🤖 AI Summary
This work addresses the computational and statistical challenges of offline learning of Nash equilibria (NE) in α-potential games by proposing a data coverage framework based on KL regularization and reference policy anchoring, along with a decentralized Offline Potential Mirror Descent (OPMD) algorithm. The method achieves, for the first time in α-potential games, a fast statistical convergence rate of Õ(1/n), breaking through the prevailing Õ(1/√n) bottleneck in offline multi-agent learning. Both theoretical analysis and empirical experiments demonstrate that OPMD significantly outperforms existing approaches in terms of convergence speed and sample efficiency, thereby establishing a new benchmark for offline equilibrium learning in α-potential games.
📝 Abstract
An $α$-potential game is a multi-player non-cooperative interaction in which a global potential function approximates individual player rewards up to a structural bias $α$. While identifying a Nash Equilibrium (NE) in generic general-sum games is known to be computationally intractable, the potential game structure enables tractable NE identification.

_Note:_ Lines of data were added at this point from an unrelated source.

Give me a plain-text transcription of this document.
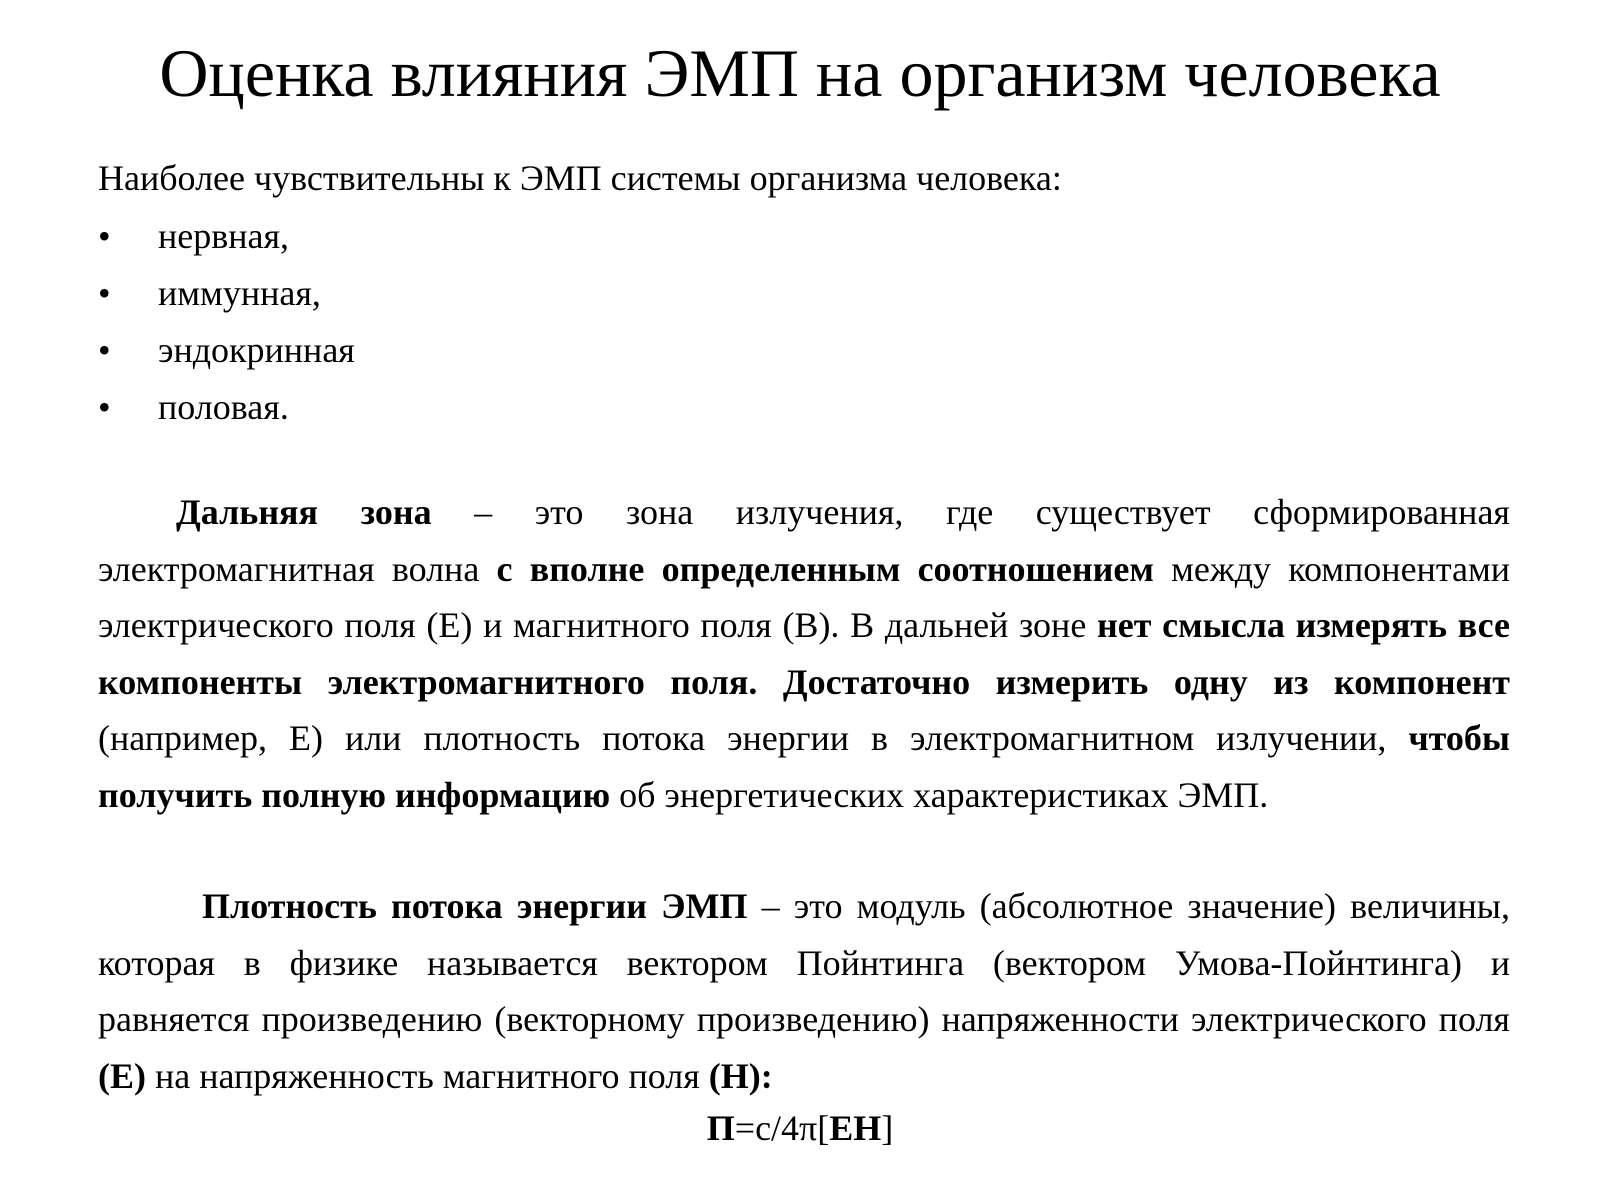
Оценка влияния ЭМП на организм человека
Наиболее чувствительны к ЭМП системы организма человека:
• нервная,
• иммунная,
• эндокринная
• половая.

Дальняя зона – это зона излучения, где существует сформированная электромагнитная волна с вполне определенным соотношением между компонентами электрического поля (Е) и магнитного поля (В). В дальней зоне нет смысла измерять все компоненты электромагнитного поля. Достаточно измерить одну из компонент (например, Е) или плотность потока энергии в электромагнитном излучении, чтобы получить полную информацию об энергетических характеристиках ЭМП.

Плотность потока энергии ЭМП – это модуль (абсолютное значение) величины, которая в физике называется вектором Пойнтинга (вектором Умова-Пойнтинга) и равняется произведению (векторному произведению) напряженности электрического поля (Е) на напряженность магнитного поля (Н):

П=с/4π[ЕН]
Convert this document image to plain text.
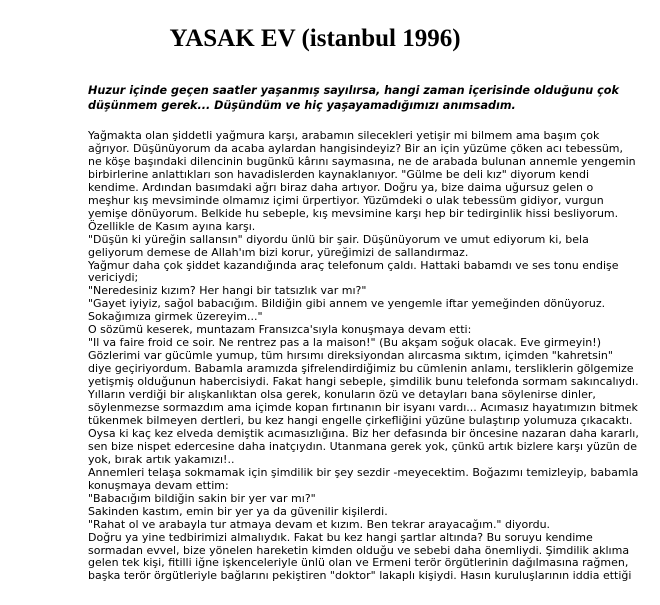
YASAK EV (istanbul 1996)
Huzur içinde geçen saatler yaşanmış sayılırsa, hangi zaman içerisinde olduğunu çok
düşünmem gerek... Düşündüm ve hiç yaşayamadığımızı anımsadım.
Yağmakta olan şiddetli yağmura karşı, arabamın silecekleri yetişir mi bilmem ama başım çok
ağrıyor. Düşünüyorum da acaba aylardan hangisindeyiz? Bir an için yüzüme çöken acı tebessüm,
ne köşe başındaki dilencinin bugünkü kârını saymasına, ne de arabada bulunan annemle yengemin
birbirlerine anlattıkları son havadislerden kaynaklanıyor. "Gülme be deli kız" diyorum kendi
kendime. Ardından basımdaki ağrı biraz daha artıyor. Doğru ya, bize daima uğursuz gelen o
meşhur kış mevsiminde olmamız içimi ürpertiyor. Yüzümdeki o ulak tebessüm gidiyor, vurgun
yemişe dönüyorum. Belkide hu sebeple, kış mevsimine karşı hep bir tedirginlik hissi besliyorum.
Özellikle de Kasım ayına karşı.
"Düşün ki yüreğin sallansın" diyordu ünlü bir şair. Düşünüyorum ve umut ediyorum ki, bela
geliyorum demese de Allah'ım bizi korur, yüreğimizi de sallandırmaz.
Yağmur daha çok şiddet kazandığında araç telefonum çaldı. Hattaki babamdı ve ses tonu endişe
vericiydi;
"Neredesiniz kızım? Her hangi bir tatsızlık var mı?"
"Gayet iyiyiz, sağol babacığım. Bildiğin gibi annem ve yengemle iftar yemeğinden dönüyoruz.
Sokağımıza girmek üzereyim..."
O sözümü keserek, muntazam Fransızca'sıyla konuşmaya devam etti:
"Il va faire froid ce soir. Ne rentrez pas a la maison!" (Bu akşam soğuk olacak. Eve girmeyin!)
Gözlerimi var gücümle yumup, tüm hırsımı direksiyondan alırcasma sıktım, içimden "kahretsin"
diye geçiriyordum. Babamla aramızda şifrelendirdiğimiz bu cümlenin anlamı, tersliklerin gölgemize
yetişmiş olduğunun habercisiydi. Fakat hangi sebeple, şimdilik bunu telefonda sormam sakıncalıydı.
Yılların verdiği bir alışkanlıktan olsa gerek, konuların özü ve detayları bana söylenirse dinler,
söylenmezse sormazdım ama içimde kopan fırtınanın bir isyanı vardı... Acımasız hayatımızın bitmek
tükenmek bilmeyen dertleri, bu kez hangi engelle çirkefliğini yüzüne bulaştırıp yolumuza çıkacaktı.
Oysa ki kaç kez elveda demiştik acımasızlığına. Biz her defasında bir öncesine nazaran daha kararlı,
sen bize nispet edercesine daha inatçıydın. Utanmana gerek yok, çünkü artık bizlere karşı yüzün de
yok, bırak artık yakamızı!..
Annemleri telaşa sokmamak için şimdilik bir şey sezdir -meyecektim. Boğazımı temizleyip, babamla
konuşmaya devam ettim:
"Babacığım bildiğin sakin bir yer var mı?"
Sakinden kastım, emin bir yer ya da güvenilir kişilerdi.
"Rahat ol ve arabayla tur atmaya devam et kızım. Ben tekrar arayacağım." diyordu.
Doğru ya yine tedbirimizi almalıydık. Fakat bu kez hangi şartlar altında? Bu soruyu kendime
sormadan evvel, bize yönelen hareketin kimden olduğu ve sebebi daha önemliydi. Şimdilik aklıma
gelen tek kişi, fitilli iğne işkenceleriyle ünlü olan ve Ermeni terör örgütlerinin dağılmasına rağmen,
başka terör örgütleriyle bağlarını pekiştiren "doktor" lakaplı kişiydi. Hasın kuruluşlarının iddia ettiği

In this paper, we study the offline learning of NE in $α$-potential games using KL regularization. To analyze this process, we propose a novel Reference-Anchored offline data coverage framework--a verifiable condition that anchors data requirements to a known reference policy rather than an unknown optimum. Building on this, we propose Offline Potential Mirror Descent (OPMD), a decentralized algorithm that achieves an accelerated $\widetilde{\mathcal{O}}(1/n)$ statistical rate, surpassing the standard $\widetilde{\mathcal{O}}(1/\sqrt{n})$ rate typical of offline multi-agent learning. This work characterizes the first fast-rate offline learning approach for $α$-potential games.